ANTONIO ERMÍRIO DE MORAES

O Brasil disputa seriamente o campeonato de cassações. Em pouco tempo, suspendemos os direitos dos presidentes da República, da Câmara dos Deputados, do Senado Federal e do Congresso Nacional –entre outros.
O cancelamento da candidatura do presidente do Congresso Nacional pelo Tribunal Superior Eleitoral ameaça atingir outros políticos que, como ele, usaram e abusaram das facilidades de gráfica e postagem do Senado Federal.
É sempre tentador aos homens públicos o uso dos recursos do povo em benefício de causas pessoais. A correção desse mau hábito só pode ser alcançada através do aperfeiçoamento da fiscalização e da Justiça –como vem acontecendo. Mas, além disso, temos de tirar os recursos públicos do alcance das mãos de políticos mais ousados. Se a Argentina se apronta para privatizar até a sua Casa da Moeda (!), por que não fazer o mesmo, no Brasil, com a gráfica do Senado Federal?
O parlamentar atingido, no caso, alegou ser essa uma prática comum na Casa. Ainda assim, não há como defender a sua legalidade e muito menos a sua legitimidade. Já citei aqui a legislação eleitoral da Grã-Bretanha no campo eleitoral. Naquele país, os candidatos têm exatamente o mesmo tempo eletrônico para difundir suas idéias e podem gastar apenas US$ 15 mil em suas campanhas. Sim, o equivalente a US$ 15 mil. Só isso! São recursos irrisórios. Tanto que a maior preocupação dos candidatos não reside em levantar fundos, mas em gastar dentro daquele limite.
No Brasil, avançamos bastante ao se instituir o atual sistema de bônus. Mas, sozinho, ele não consegue conter a gula dos que se defrontam diariamente com uma montanha de recursos públicos "dando sopa". Por isso, não vejo por que o governo tenha que manter um parque gráfico sofisticado como o do Senado Federal, tendo como supervisores os próprios membros da corporação legislativa. É como pôr um vampiro para tomar conta do banco de sangue.
Não se deve confundir a defesa de interesses legítimos de grupos organizados com a prática de um lobbismo oportunista. A distinção entre os dois é clara. No primeiro caso, busca-se atender às necessidades dos grupos sem contrariar os interesses da nação. No segundo, isso é feito à custa da mutilação dos objetivos nacionais. Esta tem sido a regra dos grandes vetores da nossa extensa malha corporativista. Vejam o caso momentoso da recente onda de greves, exatamente por parte dos que mais ganham dentro do operariado do país.
Os dirigentes sindicais parecem pouco ligar para o que pode acontecer com o mínimo de estabilidade econômica que, a duras penas, foi até aqui conseguida.
Os grupos corporativistas, qualquer que seja a sua origem, merecem o repúdio da nação e a mais alta punição que o povo pode lhes aplicar: o desprezo. Isso é fundamental para o amadurecimento do nosso processo democrático. É doloroso ostentar, perante o mundo, o título de campeão de cassações. Paciência. Antes isso do que conviver indefinidamente com a corrupção e a impunidade. Esses fatos atestam, afinal, que o Brasil está dando importantes passos no sentido de fazer os governantes respeitarem os governados e não apenas o inverso.

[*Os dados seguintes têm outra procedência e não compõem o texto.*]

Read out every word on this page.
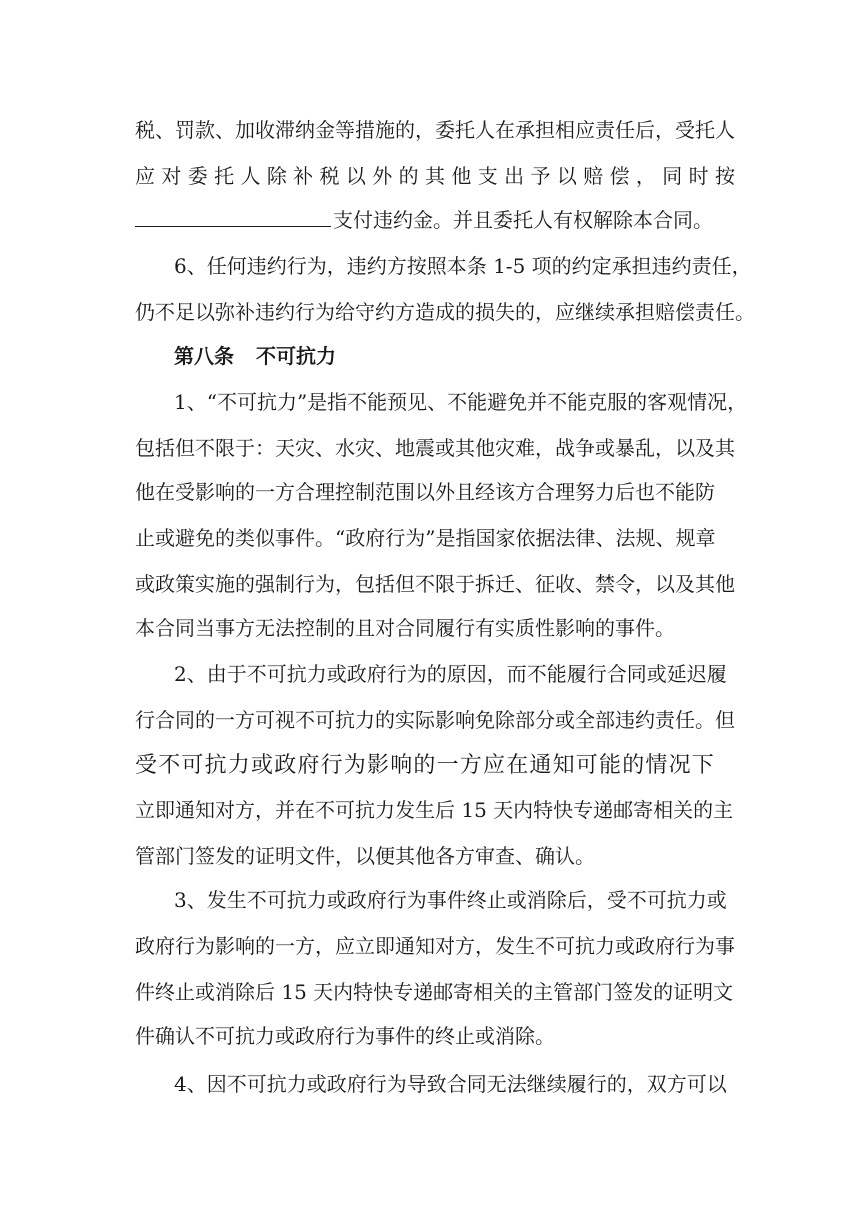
税、罚款、加收滞纳金等措施的，委托人在承担相应责任后，受托人
应对委托人除补税以外的其他支出予以赔偿，同时按
支付违约金。并且委托人有权解除本合同。
6、任何违约行为，违约方按照本条 1-5 项的约定承担违约责任，
仍不足以弥补违约行为给守约方造成的损失的，应继续承担赔偿责任。
第八条 不可抗力
1、“不可抗力”是指不能预见、不能避免并不能克服的客观情况，
包括但不限于：天灾、水灾、地震或其他灾难，战争或暴乱，以及其
他在受影响的一方合理控制范围以外且经该方合理努力后也不能防
止或避免的类似事件。“政府行为”是指国家依据法律、法规、规章
或政策实施的强制行为，包括但不限于拆迁、征收、禁令，以及其他
本合同当事方无法控制的且对合同履行有实质性影响的事件。
2、由于不可抗力或政府行为的原因，而不能履行合同或延迟履
行合同的一方可视不可抗力的实际影响免除部分或全部违约责任。但
受不可抗力或政府行为影响的一方应在通知可能的情况下
立即通知对方，并在不可抗力发生后 15 天内特快专递邮寄相关的主
管部门签发的证明文件，以便其他各方审查、确认。
3、发生不可抗力或政府行为事件终止或消除后，受不可抗力或
政府行为影响的一方，应立即通知对方，发生不可抗力或政府行为事
件终止或消除后 15 天内特快专递邮寄相关的主管部门签发的证明文
件确认不可抗力或政府行为事件的终止或消除。
4、因不可抗力或政府行为导致合同无法继续履行的，双方可以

Texto Anterior: POLÍTICA NO DIVÃ; EM PLENO VÔO; O BARDO E O PRÍNCIPE
Índice


Clique aqui para deixar comentários e sugestões para o ombudsman.


Copyright Empresa Folha da Manhã S/A. Todos os direitos reservados. É proibida a reprodução do conteúdo desta página em qualquer meio de comunicação, eletrônico ou impresso, sem autorização escrita da Folhapress.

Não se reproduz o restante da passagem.